Расцелую друга в очи ясные
И в уста твои, что слаще сахару,
И забудем, есть ли люди на свете,
Кроме нас с тобою двух, мой яхонтный.
Слышишь, бьет, стучит, как во ржи перепел?
Бьется так в груди моей сердечушко,
Мила друга к ночи поджидаючи.

Тревожное чувство закралось в сердце Лизы, она боялась долее поддаться ему; ее проняла какая-то дрожь, это не могло быть от легкого, едва заметного морозца, она была окутана тепло.

— Пора домой, — тихо проговорила она своему спутнику, — отец будет беспокоиться.

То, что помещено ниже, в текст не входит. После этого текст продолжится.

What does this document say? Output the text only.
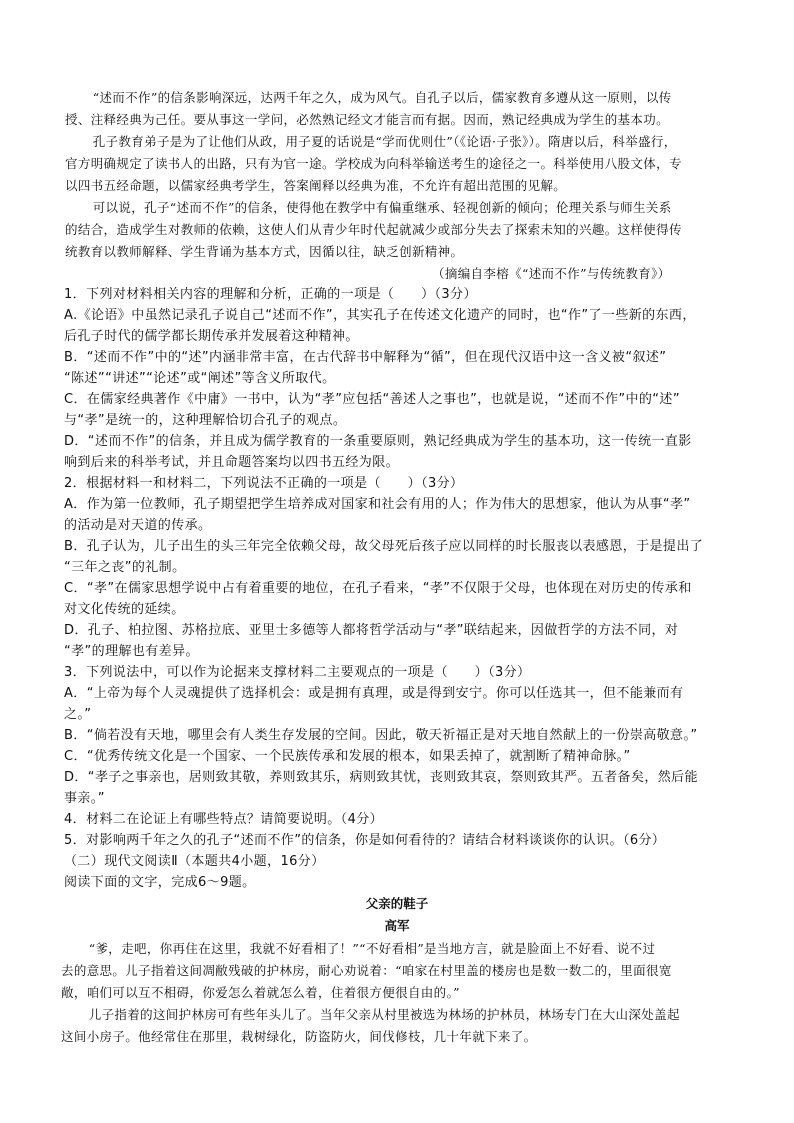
　　“述而不作”的信条影响深远，达两千年之久，成为风气。自孔子以后，儒家教育多遵从这一原则，以传

授、注释经典为己任。要从事这一学问，必然熟记经文才能言而有据。因而，熟记经典成为学生的基本功。

　　孔子教育弟子是为了让他们从政，用子夏的话说是“学而优则仕”（《论语·子张》）。隋唐以后，科举盛行，

官方明确规定了读书人的出路，只有为官一途。学校成为向科举输送考生的途径之一。科举使用八股文体，专

以四书五经命题，以儒家经典考学生，答案阐释以经典为准，不允许有超出范围的见解。

　　可以说，孔子“述而不作”的信条，使得他在教学中有偏重继承、轻视创新的倾向；伦理关系与师生关系

的结合，造成学生对教师的依赖，这使人们从青少年时代起就减少或部分失去了探索未知的兴趣。这样使得传

统教育以教师解释、学生背诵为基本方式，因循以往，缺乏创新精神。

（摘编自李榕《“述而不作”与传统教育》）

1．下列对材料相关内容的理解和分析，正确的一项是（　　）（3分）

A.《论语》中虽然记录孔子说自己“述而不作”，其实孔子在传述文化遗产的同时，也“作”了一些新的东西，

后孔子时代的儒学都长期传承并发展着这种精神。

B．“述而不作”中的“述”内涵非常丰富，在古代辞书中解释为“循”，但在现代汉语中这一含义被“叙述”

“陈述”“讲述”“论述”或“阐述”等含义所取代。

C．在儒家经典著作《中庸》一书中，认为“孝”应包括“善述人之事也”，也就是说，“述而不作”中的“述”

与“孝”是统一的，这种理解恰切合孔子的观点。

D．“述而不作”的信条，并且成为儒学教育的一条重要原则，熟记经典成为学生的基本功，这一传统一直影

响到后来的科举考试，并且命题答案均以四书五经为限。

2．根据材料一和材料二，下列说法不正确的一项是（　　）（3分）

A．作为第一位教师，孔子期望把学生培养成对国家和社会有用的人；作为伟大的思想家，他认为从事“孝”

的活动是对天道的传承。

B．孔子认为，儿子出生的头三年完全依赖父母，故父母死后孩子应以同样的时长服丧以表感恩，于是提出了

“三年之丧”的礼制。

C．“孝”在儒家思想学说中占有着重要的地位，在孔子看来，“孝”不仅限于父母，也体现在对历史的传承和

对文化传统的延续。

D．孔子、柏拉图、苏格拉底、亚里士多德等人都将哲学活动与“孝”联结起来，因做哲学的方法不同，对

“孝”的理解也有差异。

3．下列说法中，可以作为论据来支撑材料二主要观点的一项是（　　）（3分）

A．“上帝为每个人灵魂提供了选择机会：或是拥有真理，或是得到安宁。你可以任选其一，但不能兼而有

之。”

B．“倘若没有天地，哪里会有人类生存发展的空间。因此，敬天祈福正是对天地自然献上的一份崇高敬意。”

C．“优秀传统文化是一个国家、一个民族传承和发展的根本，如果丢掉了，就割断了精神命脉。”

D．“孝子之事亲也，居则致其敬，养则致其乐，病则致其忧，丧则致其哀，祭则致其严。五者备矣，然后能

事亲。”

4．材料二在论证上有哪些特点？请简要说明。（4分）

5．对影响两千年之久的孔子“述而不作”的信条，你是如何看待的？请结合材料谈谈你的认识。（6分）

（二）现代文阅读Ⅱ（本题共4小题，16分）

阅读下面的文字，完成6～9题。

父亲的鞋子

高军

　　“爹，走吧，你再住在这里，我就不好看相了！”“不好看相”是当地方言，就是脸面上不好看、说不过

去的意思。儿子指着这间凋敝残破的护林房，耐心劝说着：“咱家在村里盖的楼房也是数一数二的，里面很宽

敞，咱们可以互不相碍，你爱怎么着就怎么着，住着很方便很自由的。”

　　儿子指着的这间护林房可有些年头儿了。当年父亲从村里被选为林场的护林员，林场专门在大山深处盖起

这间小房子。他经常住在那里，栽树绿化，防盗防火，间伐修枝，几十年就下来了。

Они поехали домой; когда ж вышли у крыльца домика на Пресне, Лиза сказала ему глубоко-задушевным голосом.

— Благодаря вам, я была более часа счастлива, и этим вам обязана. — Сурмин высадил ее из саней и поцеловал протянутую ему руку, которую уже никогда не мог назвать своею.

«Что ж сказала бы Левкоева, увидев нас в эту минуту», — подумал он.

Отуманенная всем, что испытала в этот вечер, Лиза еще раз поблагодарила его за удовольствие, ей доставленное, и, сказав отцу, что немного устала, удалилась в свою комнату.